Pfizer has spent nearly a billion pounds on system integration and consultancy around its mammoth acquisition of rival Wyeth two years ago, including on a global enterprise resource planning rollout.
The pharmaceutical giant said yesterday it has spent a total of $1.6 billion (£972 million) in 2009 and 2010, “primarily” on system integration and consulting costs. It spent the lion’s share of the money this year, some $1 billion (£620 million).
A large part of the work is understood to concern a global SAP rollout. Pfizer reportedly made a strategic decision to move to a centralised SAP enterprise resource planning platform in 2009, following the Wyeth acquisition. Wyeth had already begun a transition to SAP ERP globally, having moved from multiple instances of JD Edwards, now owned and supported by Oracle.
Pfizer, which had not provided information on its systems at the time of writing, already used SAP R/3 in a number of its markets, including Germany, since the early 2000s.
In October, Pfizer announced it was also buying King Pharmaceuticals, targeting $200 million (£126 million) in operational savings. The savings in that merger are likely to be greatly aided by the fact both firms share some key IT infrastructure, including SAP ERP and the SAP Netweaver Business Warehouse system.

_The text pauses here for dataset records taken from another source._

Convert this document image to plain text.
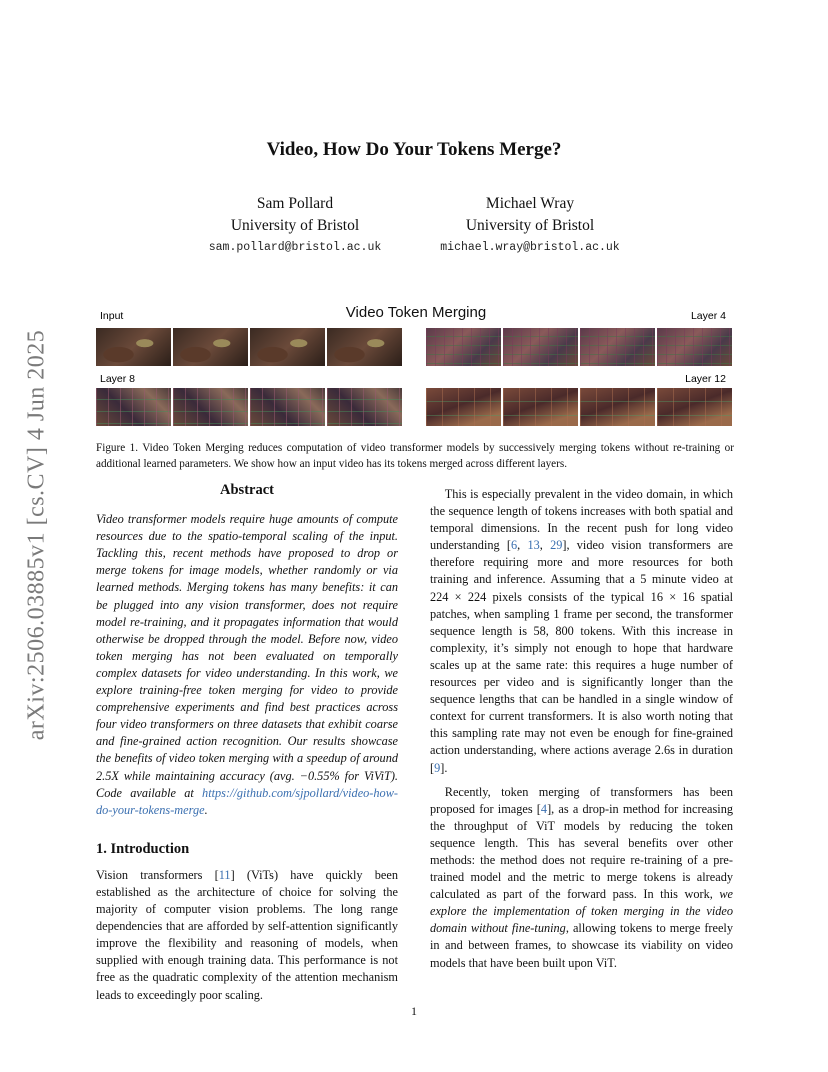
arXiv:2506.03885v1 [cs.CV] 4 Jun 2025
Video, How Do Your Tokens Merge?
Sam Pollard
University of Bristol
sam.pollard@bristol.ac.uk
Michael Wray
University of Bristol
michael.wray@bristol.ac.uk
Video Token Merging
Input	Layer 4
Layer 8	Layer 12
Figure 1. Video Token Merging reduces computation of video transformer models by successively merging tokens without re-training or additional learned parameters. We show how an input video has its tokens merged across different layers.
Abstract

Video transformer models require huge amounts of compute resources due to the spatio-temporal scaling of the input. Tackling this, recent methods have proposed to drop or merge tokens for image models, whether randomly or via learned methods. Merging tokens has many benefits: it can be plugged into any vision transformer, does not require model re-training, and it propagates information that would otherwise be dropped through the model. Before now, video token merging has not been evaluated on temporally complex datasets for video understanding. In this work, we explore training-free token merging for video to provide comprehensive experiments and find best practices across four video transformers on three datasets that exhibit coarse and fine-grained action recognition. Our results showcase the benefits of video token merging with a speedup of around 2.5X while maintaining accuracy (avg. −0.55% for ViViT). Code available at https://github.com/sjpollard/video-how-do-your-tokens-merge.

1. Introduction

Vision transformers [11] (ViTs) have quickly been established as the architecture of choice for solving the majority of computer vision problems. The long range dependencies that are afforded by self-attention significantly improve the flexibility and reasoning of models, when supplied with enough training data. This performance is not free as the quadratic complexity of the attention mechanism leads to exceedingly poor scaling.

This is especially prevalent in the video domain, in which the sequence length of tokens increases with both spatial and temporal dimensions. In the recent push for long video understanding [6, 13, 29], video vision transformers are therefore requiring more and more resources for both training and inference. Assuming that a 5 minute video at 224 × 224 pixels consists of the typical 16 × 16 spatial patches, when sampling 1 frame per second, the transformer sequence length is 58, 800 tokens. With this increase in complexity, it’s simply not enough to hope that hardware scales up at the same rate: this requires a huge number of resources per video and is significantly longer than the sequence lengths that can be handled in a single window of context for current transformers. It is also worth noting that this sampling rate may not even be enough for fine-grained action understanding, where actions average 2.6s in duration [9].

Recently, token merging of transformers has been proposed for images [4], as a drop-in method for increasing the throughput of ViT models by reducing the token sequence length. This has several benefits over other methods: the method does not require re-training of a pre-trained model and the metric to merge tokens is already calculated as part of the forward pass. In this work, we explore the implementation of token merging in the video domain without fine-tuning, allowing tokens to merge freely in and between frames, to showcase its viability on video models that have been built upon ViT.

1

As the ongoing costs on the $68 billion Wyeth acquisition rack up, including some $4.8 billion (£3 billion) on areas including staff contract termination and asset impairments, Pfizer also announced that the merger was delivering large operational savings. Some $2 billion had been cut from standard costs so far, it said, and a target remains of $4 billion to $5 billion by 2012.
Job losses have played a large part in the cost reduction, with up to 6,000 roles across the company, including the back office, being cut as Pfizer merges with Wyeth and dramatically restructures its business. Pfizer has not said how heavily IT staff will be affected.
This week the company said it was closing a 2,400 strong research centre in Kent that developed the Viagra drug, as it announced 2010 net profits of $8.2 billion, down four percent.